Mar 7 • 13:30 UTC 🇫🇮 Finland Ilta-Sanomat

The Softest Buns in the World – One Specific Method is the Secret to Fluffiness

This article discusses a unique bread-making technique called tangzhong, which results in exceptionally soft and fluffy buns.

The article explores various methods of making pullataikina, a Finnish bun dough, highlighting the importance of ingredient ratios, proper kneading for good gluten formation, and the use of the tangzhong method. In this approach, dough is made with milk and butter, and a small amount of yeast, with only one rise period required to achieve a remarkably soft and flavorful result.

Particularly popular in Japan, the tangzhong method involves preparing a roux-like starter made with one part flour to four parts liquid, which is heated until it thickens.
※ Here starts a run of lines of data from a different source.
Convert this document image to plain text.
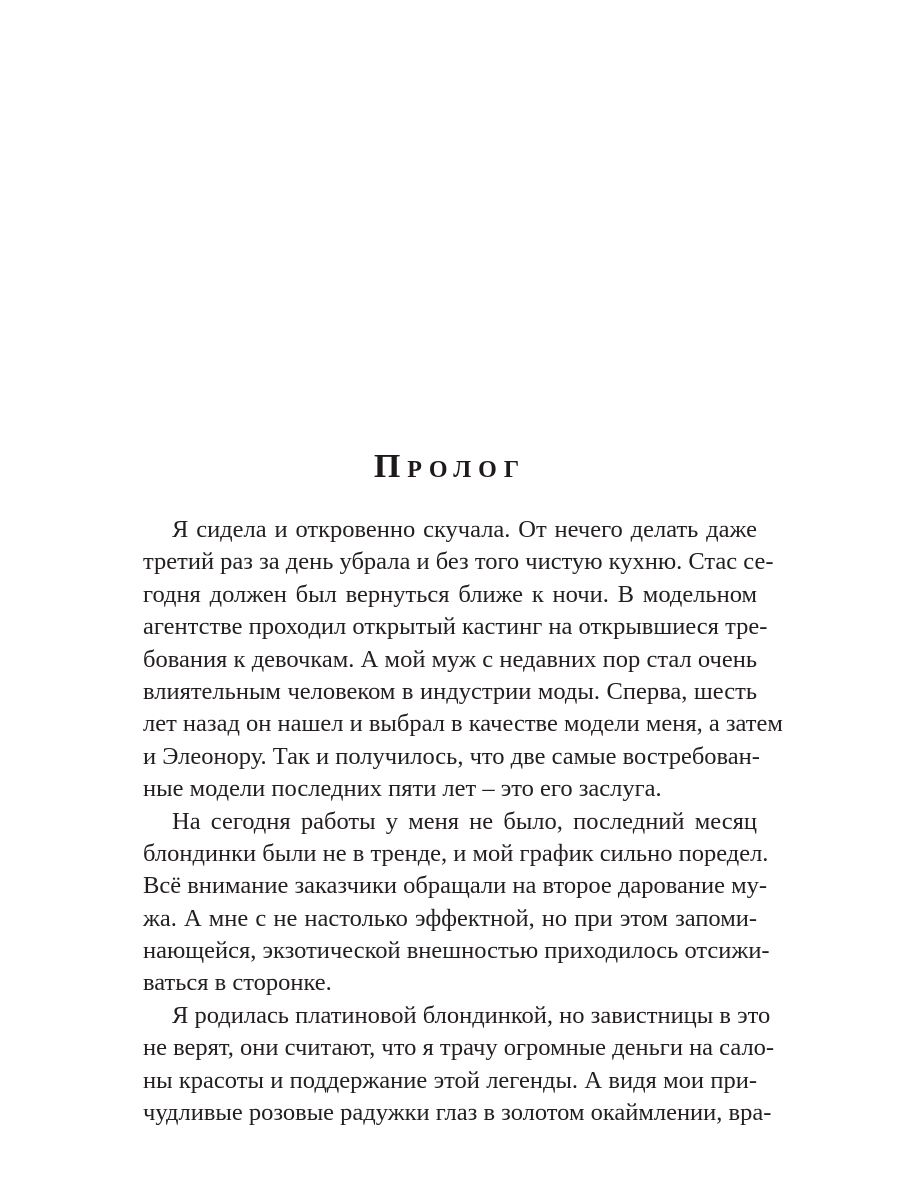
Пролог
Я сидела и откровенно скучала. От нечего делать даже
третий раз за день убрала и без того чистую кухню. Стас се-
годня должен был вернуться ближе к ночи. В модельном
агентстве проходил открытый кастинг на открывшиеся тре-
бования к девочкам. А мой муж с недавних пор стал очень
влиятельным человеком в индустрии моды. Сперва, шесть
лет назад он нашел и выбрал в качестве модели меня, а затем
и Элеонору. Так и получилось, что две самые востребован-
ные модели последних пяти лет – это его заслуга.
На сегодня работы у меня не было, последний месяц
блондинки были не в тренде, и мой график сильно поредел.
Всё внимание заказчики обращали на второе дарование му-
жа. А мне с не настолько эффектной, но при этом запоми-
нающейся, экзотической внешностью приходилось отсижи-
ваться в сторонке.
Я родилась платиновой блондинкой, но завистницы в это
не верят, они считают, что я трачу огромные деньги на сало-
ны красоты и поддержание этой легенды. А видя мои при-
чудливые розовые радужки глаз в золотом окаймлении, вра-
This technique not only contributes to the fluffiness of the buns but also helps them stay fresh and soft for an extended period. By incorporating this method, bakers can create buns that are not only visually appealing but also enjoyable to eat due to their texture and taste.

The article serves as a guide for those interested in perfecting their baking skills, emphasizing that even minimal yeast and single rise processes can yield outstanding results when combined with the right techniques. It invites readers to experiment with their own variations while adhering to the fundamental principles of the tangzhong method to achieve bakery-quality buns at home.